Assim como os demais ministros favoráveis à
descriminalização, ele destacou o grande número de
pessoas levadas à cadeia sem outros indicativos de tráfico além do porte […] ²⁶

Durante a sessão, Gilmar revelou que ele e
Moraes tiveram uma conversa recente com o presidente do Senado, Rodrigo Pacheco (PSD-MG), para explicar que o julgamento é uma tentativa de atualizar o sentido da Lei de Drogas, de 2006.


No início do mês, Pacheco afirmou que o STF
estava fazendo uma invasão de competência do
Poder Legislativo ao discutir a descriminalização do
porte.


Não faz muito tempo o ministro Alexandre e
eu tivemos uma conversa com o presidente do
Congresso, Rodrigo Pacheco […] E que estava
preocupado com essa suposta invasão de
competências do Legislativo. E nós procuramos
demonstrar que, ao contrário, nós estávamos
tentando atualizar o sentido da própria norma de
2006. Conversa semelhante eu tive também com o
presidente da Câmara, presidente Lira […]²⁷

No respeitante ao voto divergente do ministro
Cristiano Zanin, recém-chegado à Corte – que, mantendo a criminalização, impede a formação de maioria (e é destacado, como surpresa, pelos jornais) –, igual providência se adota:

[…] abre a divergência, votando pela
manutenção do artigo da Lei de Drogas […] Mas admitiu que seja colocado como critério – para identificar o porte do usuário – a quantidade de 25 gramas de maconha, ou 6 plantas fêmeas – nos debates aceitou, porém, que seja construído um consenso sobre a quantidade com os demais ministros […] ²⁸


[…] chama a atenção para as falhas do sistema
judiciário que, ao não distinguir o usuário do traficante, provoca encarceramento em massa. Entretanto, afirma acreditar que declarar a inconstitucionalidade do art. 28, poderá agravar o problema, destacando ainda questões de saúde. Não tenho dúvidas de que os usuários são vítimas do tráfico e de organizações criminosas, mas se o Estado tem dever de zelar pela saúde de todos, como diz a Constituição, a descriminalização poderá
contribuir para o agravamento na saúde. A lógica é
que, com a descriminalização aumente o uso. Com o
seu voto, a ideia de separar o usuário do traficante obtém maioria. Quanto à descriminalização da maconha, o resultado do julgamento ainda é incerto. ²⁹


A minha compreensão, e pedindo vênia aos
eminentes pares que já votaram, não permite, ao
menos nesse momento, a declaração de
inconstitucionalidade do art. 28 da Lei 11.343. Até
porque, como já expus no começo do meu voto, esse
dispositivo é o único a conter parâmetros
relativamente objetivos para diferenciar na
atualidade a situação do usuário e do traficante.

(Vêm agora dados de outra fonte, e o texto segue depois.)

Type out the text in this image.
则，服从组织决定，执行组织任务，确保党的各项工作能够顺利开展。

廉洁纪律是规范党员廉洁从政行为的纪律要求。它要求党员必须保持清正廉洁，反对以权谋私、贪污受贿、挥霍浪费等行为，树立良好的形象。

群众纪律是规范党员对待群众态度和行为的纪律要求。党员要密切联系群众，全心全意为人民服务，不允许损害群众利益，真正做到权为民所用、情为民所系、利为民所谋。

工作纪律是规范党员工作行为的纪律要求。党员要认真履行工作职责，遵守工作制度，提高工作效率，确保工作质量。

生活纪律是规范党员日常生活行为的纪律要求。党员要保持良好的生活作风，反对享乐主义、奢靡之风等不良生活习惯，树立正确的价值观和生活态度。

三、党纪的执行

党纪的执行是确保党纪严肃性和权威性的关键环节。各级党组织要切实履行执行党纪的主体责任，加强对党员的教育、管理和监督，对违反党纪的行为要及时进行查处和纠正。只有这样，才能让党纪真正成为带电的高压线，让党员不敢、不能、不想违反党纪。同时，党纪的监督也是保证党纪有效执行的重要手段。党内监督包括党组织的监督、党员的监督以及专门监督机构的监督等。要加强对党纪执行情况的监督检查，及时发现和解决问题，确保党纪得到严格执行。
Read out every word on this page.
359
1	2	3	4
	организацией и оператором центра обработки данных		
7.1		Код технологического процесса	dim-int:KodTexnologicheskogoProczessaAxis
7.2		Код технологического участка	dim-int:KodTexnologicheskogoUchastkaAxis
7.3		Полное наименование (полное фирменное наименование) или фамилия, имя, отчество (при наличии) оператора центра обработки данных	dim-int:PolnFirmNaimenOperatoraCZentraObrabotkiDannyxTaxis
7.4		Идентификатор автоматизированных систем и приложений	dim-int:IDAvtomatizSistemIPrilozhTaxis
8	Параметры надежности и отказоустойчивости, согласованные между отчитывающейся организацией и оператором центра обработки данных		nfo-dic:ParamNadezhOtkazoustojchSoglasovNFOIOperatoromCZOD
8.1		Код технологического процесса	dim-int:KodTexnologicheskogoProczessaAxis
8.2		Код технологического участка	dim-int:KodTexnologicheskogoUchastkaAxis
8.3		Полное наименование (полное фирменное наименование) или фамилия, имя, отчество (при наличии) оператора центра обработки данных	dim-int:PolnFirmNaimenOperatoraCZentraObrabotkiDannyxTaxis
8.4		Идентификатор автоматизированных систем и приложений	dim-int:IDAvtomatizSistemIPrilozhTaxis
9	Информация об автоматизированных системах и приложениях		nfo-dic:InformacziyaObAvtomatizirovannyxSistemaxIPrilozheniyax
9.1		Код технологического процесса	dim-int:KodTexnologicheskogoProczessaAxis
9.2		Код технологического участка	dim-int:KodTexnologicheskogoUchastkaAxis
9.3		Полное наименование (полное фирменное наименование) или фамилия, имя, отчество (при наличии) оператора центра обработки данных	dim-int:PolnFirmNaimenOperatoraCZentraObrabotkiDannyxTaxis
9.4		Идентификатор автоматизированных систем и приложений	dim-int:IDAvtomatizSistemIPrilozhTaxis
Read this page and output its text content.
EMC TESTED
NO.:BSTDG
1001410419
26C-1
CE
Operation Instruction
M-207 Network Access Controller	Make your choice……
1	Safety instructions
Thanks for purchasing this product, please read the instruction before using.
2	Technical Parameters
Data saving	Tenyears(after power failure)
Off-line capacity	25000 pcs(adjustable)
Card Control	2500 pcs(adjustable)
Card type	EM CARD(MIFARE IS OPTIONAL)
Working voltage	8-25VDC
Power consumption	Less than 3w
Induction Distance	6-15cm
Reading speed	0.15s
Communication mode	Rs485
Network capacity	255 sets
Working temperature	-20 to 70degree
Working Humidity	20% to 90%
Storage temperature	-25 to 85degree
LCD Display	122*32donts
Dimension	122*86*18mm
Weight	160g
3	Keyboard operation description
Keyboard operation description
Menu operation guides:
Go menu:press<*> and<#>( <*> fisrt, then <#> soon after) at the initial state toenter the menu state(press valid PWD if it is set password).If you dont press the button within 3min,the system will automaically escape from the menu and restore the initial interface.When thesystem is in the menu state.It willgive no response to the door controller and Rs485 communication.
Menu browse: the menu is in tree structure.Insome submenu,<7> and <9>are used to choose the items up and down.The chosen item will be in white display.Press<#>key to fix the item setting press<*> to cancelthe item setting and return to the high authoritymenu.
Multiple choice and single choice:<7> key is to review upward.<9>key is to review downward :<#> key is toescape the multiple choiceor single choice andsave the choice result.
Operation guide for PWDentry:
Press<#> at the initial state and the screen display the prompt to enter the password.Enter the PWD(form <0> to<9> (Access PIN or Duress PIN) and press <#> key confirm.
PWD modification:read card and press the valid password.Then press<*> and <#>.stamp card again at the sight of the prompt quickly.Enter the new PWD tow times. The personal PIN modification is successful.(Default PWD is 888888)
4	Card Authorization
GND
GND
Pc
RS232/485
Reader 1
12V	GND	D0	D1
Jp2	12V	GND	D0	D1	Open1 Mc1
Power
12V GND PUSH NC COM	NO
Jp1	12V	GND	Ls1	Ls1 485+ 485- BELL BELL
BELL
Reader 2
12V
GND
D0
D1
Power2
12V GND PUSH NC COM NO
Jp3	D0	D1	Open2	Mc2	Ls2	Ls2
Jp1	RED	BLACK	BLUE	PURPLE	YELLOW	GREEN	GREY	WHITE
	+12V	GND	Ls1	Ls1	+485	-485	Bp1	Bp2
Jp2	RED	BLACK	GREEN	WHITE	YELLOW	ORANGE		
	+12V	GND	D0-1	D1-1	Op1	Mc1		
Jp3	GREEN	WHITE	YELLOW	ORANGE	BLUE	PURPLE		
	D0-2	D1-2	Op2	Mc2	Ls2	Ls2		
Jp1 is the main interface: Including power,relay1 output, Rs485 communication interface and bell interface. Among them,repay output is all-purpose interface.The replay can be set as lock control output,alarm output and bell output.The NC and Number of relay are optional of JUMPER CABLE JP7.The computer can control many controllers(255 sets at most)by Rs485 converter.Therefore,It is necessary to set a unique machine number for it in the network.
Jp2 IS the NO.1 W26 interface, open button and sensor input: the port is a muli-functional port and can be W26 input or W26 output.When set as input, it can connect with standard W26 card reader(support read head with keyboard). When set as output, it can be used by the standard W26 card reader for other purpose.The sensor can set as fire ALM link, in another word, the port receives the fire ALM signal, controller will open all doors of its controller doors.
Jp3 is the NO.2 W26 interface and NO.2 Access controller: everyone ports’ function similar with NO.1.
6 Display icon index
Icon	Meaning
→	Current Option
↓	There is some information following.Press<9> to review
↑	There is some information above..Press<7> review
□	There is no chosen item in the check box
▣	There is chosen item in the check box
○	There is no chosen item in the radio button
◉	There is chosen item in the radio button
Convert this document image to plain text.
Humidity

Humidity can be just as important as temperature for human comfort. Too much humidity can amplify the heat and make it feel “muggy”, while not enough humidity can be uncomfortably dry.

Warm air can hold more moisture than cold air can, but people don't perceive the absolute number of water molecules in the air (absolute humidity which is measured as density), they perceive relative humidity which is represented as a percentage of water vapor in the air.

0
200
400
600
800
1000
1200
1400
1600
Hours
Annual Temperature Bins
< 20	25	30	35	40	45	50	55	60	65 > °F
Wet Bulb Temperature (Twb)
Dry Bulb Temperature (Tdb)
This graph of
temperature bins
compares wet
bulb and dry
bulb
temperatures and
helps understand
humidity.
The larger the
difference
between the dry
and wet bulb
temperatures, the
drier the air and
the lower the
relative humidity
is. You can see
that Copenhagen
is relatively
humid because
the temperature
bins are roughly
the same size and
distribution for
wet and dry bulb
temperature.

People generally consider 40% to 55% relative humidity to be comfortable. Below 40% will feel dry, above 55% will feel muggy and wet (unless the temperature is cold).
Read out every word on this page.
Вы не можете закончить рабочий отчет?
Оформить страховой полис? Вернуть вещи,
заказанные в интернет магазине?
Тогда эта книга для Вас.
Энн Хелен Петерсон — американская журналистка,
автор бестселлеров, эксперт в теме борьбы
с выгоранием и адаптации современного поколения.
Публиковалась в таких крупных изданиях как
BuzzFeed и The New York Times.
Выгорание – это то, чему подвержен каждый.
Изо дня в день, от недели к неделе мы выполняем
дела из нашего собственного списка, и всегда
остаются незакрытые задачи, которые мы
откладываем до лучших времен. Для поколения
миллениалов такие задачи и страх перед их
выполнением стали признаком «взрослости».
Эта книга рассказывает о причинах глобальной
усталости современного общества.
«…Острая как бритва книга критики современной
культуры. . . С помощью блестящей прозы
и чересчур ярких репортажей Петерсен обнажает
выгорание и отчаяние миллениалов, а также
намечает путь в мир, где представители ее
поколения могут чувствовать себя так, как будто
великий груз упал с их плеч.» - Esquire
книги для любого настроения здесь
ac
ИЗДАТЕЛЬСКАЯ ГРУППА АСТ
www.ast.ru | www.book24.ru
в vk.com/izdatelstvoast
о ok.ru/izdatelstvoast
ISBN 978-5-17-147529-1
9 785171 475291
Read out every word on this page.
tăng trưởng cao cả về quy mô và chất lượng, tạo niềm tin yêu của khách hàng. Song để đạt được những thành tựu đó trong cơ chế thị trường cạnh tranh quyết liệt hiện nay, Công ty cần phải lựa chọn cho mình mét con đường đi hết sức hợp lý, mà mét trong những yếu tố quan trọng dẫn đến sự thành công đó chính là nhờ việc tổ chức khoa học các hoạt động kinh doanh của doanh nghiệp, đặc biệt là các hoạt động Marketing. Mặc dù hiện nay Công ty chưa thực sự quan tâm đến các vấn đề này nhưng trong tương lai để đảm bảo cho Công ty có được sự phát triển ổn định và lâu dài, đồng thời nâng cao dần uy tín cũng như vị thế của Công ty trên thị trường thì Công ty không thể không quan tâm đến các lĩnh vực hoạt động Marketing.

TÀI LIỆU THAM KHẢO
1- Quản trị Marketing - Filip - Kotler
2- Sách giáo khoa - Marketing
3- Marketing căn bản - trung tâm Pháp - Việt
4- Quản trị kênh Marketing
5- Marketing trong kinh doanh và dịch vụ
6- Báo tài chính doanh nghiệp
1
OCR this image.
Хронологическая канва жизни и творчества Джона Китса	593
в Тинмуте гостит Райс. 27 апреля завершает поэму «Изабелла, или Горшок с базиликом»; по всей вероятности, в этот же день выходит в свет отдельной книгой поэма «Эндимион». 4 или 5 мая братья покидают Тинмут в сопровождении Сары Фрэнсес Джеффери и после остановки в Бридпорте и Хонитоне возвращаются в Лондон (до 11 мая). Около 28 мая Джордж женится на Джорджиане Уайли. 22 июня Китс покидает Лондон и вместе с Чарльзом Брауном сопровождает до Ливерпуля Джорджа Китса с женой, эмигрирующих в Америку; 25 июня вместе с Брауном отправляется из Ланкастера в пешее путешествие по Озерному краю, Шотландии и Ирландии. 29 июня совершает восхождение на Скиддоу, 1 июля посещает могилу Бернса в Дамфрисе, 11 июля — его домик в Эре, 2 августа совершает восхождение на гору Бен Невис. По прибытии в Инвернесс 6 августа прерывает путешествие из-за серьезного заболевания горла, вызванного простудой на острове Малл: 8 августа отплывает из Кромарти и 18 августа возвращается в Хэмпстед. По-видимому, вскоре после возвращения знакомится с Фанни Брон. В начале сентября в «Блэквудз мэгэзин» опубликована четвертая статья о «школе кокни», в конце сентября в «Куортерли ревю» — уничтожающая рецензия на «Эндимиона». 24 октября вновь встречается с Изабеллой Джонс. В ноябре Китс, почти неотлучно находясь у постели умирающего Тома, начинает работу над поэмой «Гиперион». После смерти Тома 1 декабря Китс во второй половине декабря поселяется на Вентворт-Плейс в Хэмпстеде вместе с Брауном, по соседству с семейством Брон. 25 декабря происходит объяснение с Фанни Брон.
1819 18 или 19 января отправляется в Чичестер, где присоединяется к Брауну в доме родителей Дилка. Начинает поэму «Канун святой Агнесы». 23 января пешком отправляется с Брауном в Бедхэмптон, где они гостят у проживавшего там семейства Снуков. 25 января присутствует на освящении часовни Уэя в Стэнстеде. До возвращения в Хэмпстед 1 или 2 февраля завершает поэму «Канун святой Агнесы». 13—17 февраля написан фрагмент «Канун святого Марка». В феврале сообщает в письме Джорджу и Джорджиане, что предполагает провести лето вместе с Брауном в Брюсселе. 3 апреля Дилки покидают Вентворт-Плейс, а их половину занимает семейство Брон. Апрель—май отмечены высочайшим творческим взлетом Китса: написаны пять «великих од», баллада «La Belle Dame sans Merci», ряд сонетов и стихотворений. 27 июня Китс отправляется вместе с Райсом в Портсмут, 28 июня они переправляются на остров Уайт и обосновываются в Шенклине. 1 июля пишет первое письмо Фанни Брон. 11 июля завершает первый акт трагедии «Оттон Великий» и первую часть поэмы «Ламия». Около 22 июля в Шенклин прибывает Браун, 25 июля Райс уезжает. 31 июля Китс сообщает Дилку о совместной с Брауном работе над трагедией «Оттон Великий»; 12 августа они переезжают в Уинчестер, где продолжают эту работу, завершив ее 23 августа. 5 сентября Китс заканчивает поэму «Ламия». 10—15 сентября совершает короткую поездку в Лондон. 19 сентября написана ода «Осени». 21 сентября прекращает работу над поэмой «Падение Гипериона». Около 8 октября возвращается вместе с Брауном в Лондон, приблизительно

A mera descriminalização do porte de drogas
para consumo, na minha visão, apresenta problemas
jurídicos e ainda pode agravar a situação que
enfrentamos nessa problemática do combate às
drogas, que é dever constitucional, nos termos do
artigo 144, § 2º, da Constituição da República.³°


Segundo a votar nesta quinta-feira (24/8) no
julgamento que pode descriminalizar o porte de drogas no Brasil, o ministro Cristiano Zanin negou provimento ao recurso. Ele considerou que a Lei Antidrogas é constitucional, no entanto, foi favorável a Corte fixar uma tese com critérios para diferenciar usuário de traficante.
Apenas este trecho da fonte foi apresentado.